Скорее, наоборот, проект находился на столбовом пути развития внутренней политики послепетровской монархии. Сократить армию Сенат безуспешно пытался ещё в 1725 г.; при Анне предпринимались попытки «одворянить» государственный аппарат (устройство дворян-«кадетов» при Сенате) и сбалансировать бюджет; при Елизавете Петровне будет введена дворянская винная монополия и восстановлены магистраты. Артемий Петрович предусматривал частичное удовлетворение запросов и интересов основных российских сословий — но, кажется, несколько преувеличил значение своего детища. Его как будто вполне устраивала сложившаяся конфигурация власти с ним самим в качестве первой фигуры правительства. Его планы осторожно касались либерализации аннинского режима в смысле упорядочения финансов, повышения значения Сената и роли «шляхетства» в местной администрации.
Подготовил устранение Волынского его соперник Остерман.

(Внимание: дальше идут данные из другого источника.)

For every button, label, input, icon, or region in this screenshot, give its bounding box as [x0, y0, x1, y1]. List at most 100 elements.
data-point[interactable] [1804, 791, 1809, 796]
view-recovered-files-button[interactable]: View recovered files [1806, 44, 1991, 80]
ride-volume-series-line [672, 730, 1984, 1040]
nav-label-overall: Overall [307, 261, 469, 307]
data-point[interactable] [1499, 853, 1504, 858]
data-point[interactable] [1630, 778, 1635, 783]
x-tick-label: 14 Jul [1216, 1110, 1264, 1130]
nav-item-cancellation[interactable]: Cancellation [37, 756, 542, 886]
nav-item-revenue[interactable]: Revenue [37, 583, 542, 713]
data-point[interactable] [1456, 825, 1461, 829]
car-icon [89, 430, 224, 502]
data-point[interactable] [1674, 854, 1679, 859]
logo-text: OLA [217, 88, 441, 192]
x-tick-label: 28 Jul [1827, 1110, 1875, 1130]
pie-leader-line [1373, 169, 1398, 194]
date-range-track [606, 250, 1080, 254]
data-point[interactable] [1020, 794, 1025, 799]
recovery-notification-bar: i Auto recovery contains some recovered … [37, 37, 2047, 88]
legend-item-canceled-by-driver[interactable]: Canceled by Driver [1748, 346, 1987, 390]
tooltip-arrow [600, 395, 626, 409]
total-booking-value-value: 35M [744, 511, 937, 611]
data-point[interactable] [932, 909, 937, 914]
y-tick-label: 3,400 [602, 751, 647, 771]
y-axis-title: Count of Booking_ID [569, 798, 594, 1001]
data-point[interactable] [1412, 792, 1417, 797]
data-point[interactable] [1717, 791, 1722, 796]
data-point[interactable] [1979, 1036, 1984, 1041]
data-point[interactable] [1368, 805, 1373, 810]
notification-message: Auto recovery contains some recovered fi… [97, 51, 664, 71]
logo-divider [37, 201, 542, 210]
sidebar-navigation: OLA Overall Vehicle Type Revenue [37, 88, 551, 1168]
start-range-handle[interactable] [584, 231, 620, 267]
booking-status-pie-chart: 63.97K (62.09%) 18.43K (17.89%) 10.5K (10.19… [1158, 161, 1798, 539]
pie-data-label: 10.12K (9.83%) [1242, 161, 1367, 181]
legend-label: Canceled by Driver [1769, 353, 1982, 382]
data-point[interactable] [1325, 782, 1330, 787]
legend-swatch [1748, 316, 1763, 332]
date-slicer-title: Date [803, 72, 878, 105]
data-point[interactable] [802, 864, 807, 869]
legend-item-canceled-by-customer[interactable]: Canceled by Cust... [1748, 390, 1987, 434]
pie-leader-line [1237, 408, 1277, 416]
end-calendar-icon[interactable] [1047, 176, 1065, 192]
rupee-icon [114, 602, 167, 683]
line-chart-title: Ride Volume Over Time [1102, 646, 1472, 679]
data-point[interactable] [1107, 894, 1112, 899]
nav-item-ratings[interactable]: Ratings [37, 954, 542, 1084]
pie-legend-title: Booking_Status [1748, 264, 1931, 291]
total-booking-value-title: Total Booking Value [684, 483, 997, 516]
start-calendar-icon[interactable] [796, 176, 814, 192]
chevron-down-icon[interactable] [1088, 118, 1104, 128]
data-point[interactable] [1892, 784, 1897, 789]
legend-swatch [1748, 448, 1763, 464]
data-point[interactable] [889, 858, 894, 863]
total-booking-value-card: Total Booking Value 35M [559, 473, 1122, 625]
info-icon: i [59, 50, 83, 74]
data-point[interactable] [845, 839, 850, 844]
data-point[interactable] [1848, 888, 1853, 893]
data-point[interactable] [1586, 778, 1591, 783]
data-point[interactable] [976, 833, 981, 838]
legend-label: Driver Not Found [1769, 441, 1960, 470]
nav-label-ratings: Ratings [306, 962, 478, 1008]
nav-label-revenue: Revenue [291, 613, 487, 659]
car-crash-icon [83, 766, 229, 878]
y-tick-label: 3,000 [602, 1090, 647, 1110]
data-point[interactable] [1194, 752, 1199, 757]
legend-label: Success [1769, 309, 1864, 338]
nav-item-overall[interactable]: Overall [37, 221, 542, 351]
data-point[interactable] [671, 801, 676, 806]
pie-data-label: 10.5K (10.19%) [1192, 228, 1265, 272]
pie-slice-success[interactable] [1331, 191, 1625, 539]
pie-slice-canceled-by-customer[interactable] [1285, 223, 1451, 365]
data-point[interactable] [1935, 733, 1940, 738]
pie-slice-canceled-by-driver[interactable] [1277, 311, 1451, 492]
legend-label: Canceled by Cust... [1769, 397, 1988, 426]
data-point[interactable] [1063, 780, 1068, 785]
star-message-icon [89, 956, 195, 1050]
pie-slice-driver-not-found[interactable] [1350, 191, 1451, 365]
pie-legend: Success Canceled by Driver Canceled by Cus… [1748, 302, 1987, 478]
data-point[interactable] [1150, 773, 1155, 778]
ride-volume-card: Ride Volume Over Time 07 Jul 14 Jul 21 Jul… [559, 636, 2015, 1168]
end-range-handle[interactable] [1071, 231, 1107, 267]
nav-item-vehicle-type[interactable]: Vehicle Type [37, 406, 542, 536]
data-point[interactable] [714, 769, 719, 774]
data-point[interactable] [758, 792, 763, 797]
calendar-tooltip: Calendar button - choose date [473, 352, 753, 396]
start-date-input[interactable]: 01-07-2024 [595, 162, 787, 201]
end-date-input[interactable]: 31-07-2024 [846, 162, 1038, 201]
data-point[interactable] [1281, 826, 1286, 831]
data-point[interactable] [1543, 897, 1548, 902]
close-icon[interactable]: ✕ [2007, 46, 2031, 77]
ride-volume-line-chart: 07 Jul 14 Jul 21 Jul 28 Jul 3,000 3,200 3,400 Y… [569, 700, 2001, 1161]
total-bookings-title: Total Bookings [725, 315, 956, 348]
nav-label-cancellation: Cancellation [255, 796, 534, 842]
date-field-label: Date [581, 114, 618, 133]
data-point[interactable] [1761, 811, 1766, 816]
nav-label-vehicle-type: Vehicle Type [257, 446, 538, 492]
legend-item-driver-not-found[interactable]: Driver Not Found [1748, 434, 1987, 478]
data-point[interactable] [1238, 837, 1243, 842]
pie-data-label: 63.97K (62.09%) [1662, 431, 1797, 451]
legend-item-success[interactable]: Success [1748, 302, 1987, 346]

После ареста в 1741 г. вице-канцлер пытался отрицать свою причастность к делу Волынского, но в его бумагах обнаружился документ: «мнение и прожект ко внушению на имя императрицы Анны, каким бы образом сначала с Волынским поступить, его арестовать и об нём в каких персонах и в какой силе комиссию определить, где между прочими и тайный советник Неплюев в ту комиссию включён; чем оную начать, какие его к погублению вины состоят и кого ещё под арест побрать; и ему, Волынскому, вопросные пункты учинены». На вопрос следователя: «Для чего ты Волынского так старался искоренить?» — Остерман 15 декабря 1741 г. ответил определённо: «Что он к погублению Волынского старание прилагал, в том он виноват и погрешил». Он признал и назначение к следствию своего «приятеля» Неплюева, «ибо оной Волынский против меня подымался».[1184]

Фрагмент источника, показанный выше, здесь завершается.